Why Technology Deserves Its Own Domain
The Health Elements framework makes a deliberate and consequential decision: it treats technological elements as a structurally independent first-order domain rather than a subcategory of social or environmental factors. Three reasons justify this position. First, technological systems introduce genuinely novel mechanisms of health influence — including algorithmic decision-making, platform-mediated behavioral environments, AI-enabled diagnostics and real-time data feedback loops — that have no functional analog in pre-digital frameworks. Second, technological elements possess a uniquely cross-domain modifying capacity. They do not merely add an additional exposure but actively restructure how biological, behavioral, social and environmental elements operate and interact. Third, technological systems occupy a reflexive position in modern health systems — functioning both as determinants of health outcomes and as the primary infrastructure through which other determinants are measured, interpreted and acted upon.
Importantly, technological elements are not synonymous with advanced digital infrastructure. In low- and middle-income countries and resource-constrained settings, the technological domain may be defined as much by absence or intermittency as by presence. Limited surveillance capacity, lack of interoperable health records and low digital health literacy are themselves constitutive features of the technological environment that shape health outcomes and constrain disease detection and response.
Health as Emergence, Not Addition
Health is conceptualized within this framework not as the additive sum of its elements but as an emergent property of their configurations. In complexity science, emergence refers to system-level outcomes that arise from interactions among components — outcomes that cannot be predicted from or reduced to the properties of any individual component. This differs fundamentally from complex additive effects in which multiple domains contribute independently to a decomposable outcome.
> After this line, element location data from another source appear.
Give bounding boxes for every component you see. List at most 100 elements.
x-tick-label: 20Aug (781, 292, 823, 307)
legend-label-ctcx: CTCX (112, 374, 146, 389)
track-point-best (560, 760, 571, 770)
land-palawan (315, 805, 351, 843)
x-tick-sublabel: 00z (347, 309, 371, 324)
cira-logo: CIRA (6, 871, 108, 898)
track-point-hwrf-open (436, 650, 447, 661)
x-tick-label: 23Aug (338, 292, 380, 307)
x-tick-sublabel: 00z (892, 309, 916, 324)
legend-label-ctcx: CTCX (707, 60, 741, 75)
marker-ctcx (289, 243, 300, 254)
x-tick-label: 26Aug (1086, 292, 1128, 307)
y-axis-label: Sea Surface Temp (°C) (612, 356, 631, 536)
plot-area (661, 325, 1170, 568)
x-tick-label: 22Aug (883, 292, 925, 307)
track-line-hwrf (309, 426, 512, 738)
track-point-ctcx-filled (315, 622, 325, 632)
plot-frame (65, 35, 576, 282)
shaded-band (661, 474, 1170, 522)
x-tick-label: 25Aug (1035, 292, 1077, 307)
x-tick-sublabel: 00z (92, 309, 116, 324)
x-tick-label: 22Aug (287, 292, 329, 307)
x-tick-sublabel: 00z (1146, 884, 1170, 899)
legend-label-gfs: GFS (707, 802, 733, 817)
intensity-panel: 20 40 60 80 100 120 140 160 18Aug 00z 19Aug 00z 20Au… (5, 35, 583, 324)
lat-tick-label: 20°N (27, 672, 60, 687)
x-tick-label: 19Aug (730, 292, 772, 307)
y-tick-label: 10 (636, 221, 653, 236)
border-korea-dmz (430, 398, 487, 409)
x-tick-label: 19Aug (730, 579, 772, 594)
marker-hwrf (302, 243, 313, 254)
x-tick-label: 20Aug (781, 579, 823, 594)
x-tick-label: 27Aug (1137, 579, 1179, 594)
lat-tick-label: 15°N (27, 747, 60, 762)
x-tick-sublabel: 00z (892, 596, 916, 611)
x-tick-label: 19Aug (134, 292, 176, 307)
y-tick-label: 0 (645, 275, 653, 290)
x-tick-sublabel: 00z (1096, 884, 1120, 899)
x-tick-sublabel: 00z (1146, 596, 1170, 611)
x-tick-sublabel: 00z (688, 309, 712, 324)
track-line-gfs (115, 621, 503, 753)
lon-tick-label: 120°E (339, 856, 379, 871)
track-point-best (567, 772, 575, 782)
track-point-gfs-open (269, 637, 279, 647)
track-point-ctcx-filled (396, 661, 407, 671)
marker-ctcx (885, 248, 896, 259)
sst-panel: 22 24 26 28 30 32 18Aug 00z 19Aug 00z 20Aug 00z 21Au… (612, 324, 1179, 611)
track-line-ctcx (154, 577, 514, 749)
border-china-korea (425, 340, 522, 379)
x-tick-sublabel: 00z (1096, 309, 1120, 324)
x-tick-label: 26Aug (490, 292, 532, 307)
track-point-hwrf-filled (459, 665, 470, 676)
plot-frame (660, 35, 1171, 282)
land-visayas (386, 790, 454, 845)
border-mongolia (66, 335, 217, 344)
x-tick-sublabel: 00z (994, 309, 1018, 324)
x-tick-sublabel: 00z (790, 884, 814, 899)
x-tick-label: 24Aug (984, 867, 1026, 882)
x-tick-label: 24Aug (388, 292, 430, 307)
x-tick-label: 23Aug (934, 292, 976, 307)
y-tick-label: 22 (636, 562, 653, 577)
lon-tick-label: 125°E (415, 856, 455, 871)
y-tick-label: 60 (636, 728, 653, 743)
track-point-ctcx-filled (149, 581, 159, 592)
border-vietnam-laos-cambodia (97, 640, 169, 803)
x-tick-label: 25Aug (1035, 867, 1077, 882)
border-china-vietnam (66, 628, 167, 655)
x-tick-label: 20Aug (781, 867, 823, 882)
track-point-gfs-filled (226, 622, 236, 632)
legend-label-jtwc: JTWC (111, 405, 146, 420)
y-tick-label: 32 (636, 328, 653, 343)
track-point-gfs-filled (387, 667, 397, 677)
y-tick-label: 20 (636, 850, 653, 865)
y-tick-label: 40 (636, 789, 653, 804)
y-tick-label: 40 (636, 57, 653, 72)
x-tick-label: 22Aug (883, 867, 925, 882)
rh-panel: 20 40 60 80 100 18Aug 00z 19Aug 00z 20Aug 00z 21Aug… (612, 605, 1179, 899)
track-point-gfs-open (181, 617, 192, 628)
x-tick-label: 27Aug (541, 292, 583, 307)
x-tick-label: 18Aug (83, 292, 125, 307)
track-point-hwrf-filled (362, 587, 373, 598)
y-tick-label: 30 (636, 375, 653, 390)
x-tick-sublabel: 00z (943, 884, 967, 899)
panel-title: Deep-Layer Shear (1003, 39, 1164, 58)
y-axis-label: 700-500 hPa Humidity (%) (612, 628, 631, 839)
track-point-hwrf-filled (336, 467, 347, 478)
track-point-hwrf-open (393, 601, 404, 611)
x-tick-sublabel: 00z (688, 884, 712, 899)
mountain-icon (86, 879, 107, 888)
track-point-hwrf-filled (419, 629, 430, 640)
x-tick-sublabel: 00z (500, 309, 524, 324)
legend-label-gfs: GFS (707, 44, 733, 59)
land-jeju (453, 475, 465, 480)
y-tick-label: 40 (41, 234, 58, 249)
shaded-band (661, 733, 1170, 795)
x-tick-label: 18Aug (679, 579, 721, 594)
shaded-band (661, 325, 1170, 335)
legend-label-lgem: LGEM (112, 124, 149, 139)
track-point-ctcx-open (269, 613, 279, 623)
Genuine emergence is characterized by nonlinearity, context dependence and feedback dynamics. Identical biological risk factors may produce different health trajectories depending on the configuration of social, environmental, behavioral and technological elements operating simultaneously over time. The shifting epidemiology of chronic kidney disease in China illustrates this distinction — the rise of diabetes as its leading cause cannot be attributed to biological change alone but reflects the convergence of urbanization, behavioral transition, environmental exposure and health system capacity. No single-domain model could have anticipated or explained that pattern. This relational perspective is what distinguishes Health Elements from frameworks that treat determinants as independent contributors.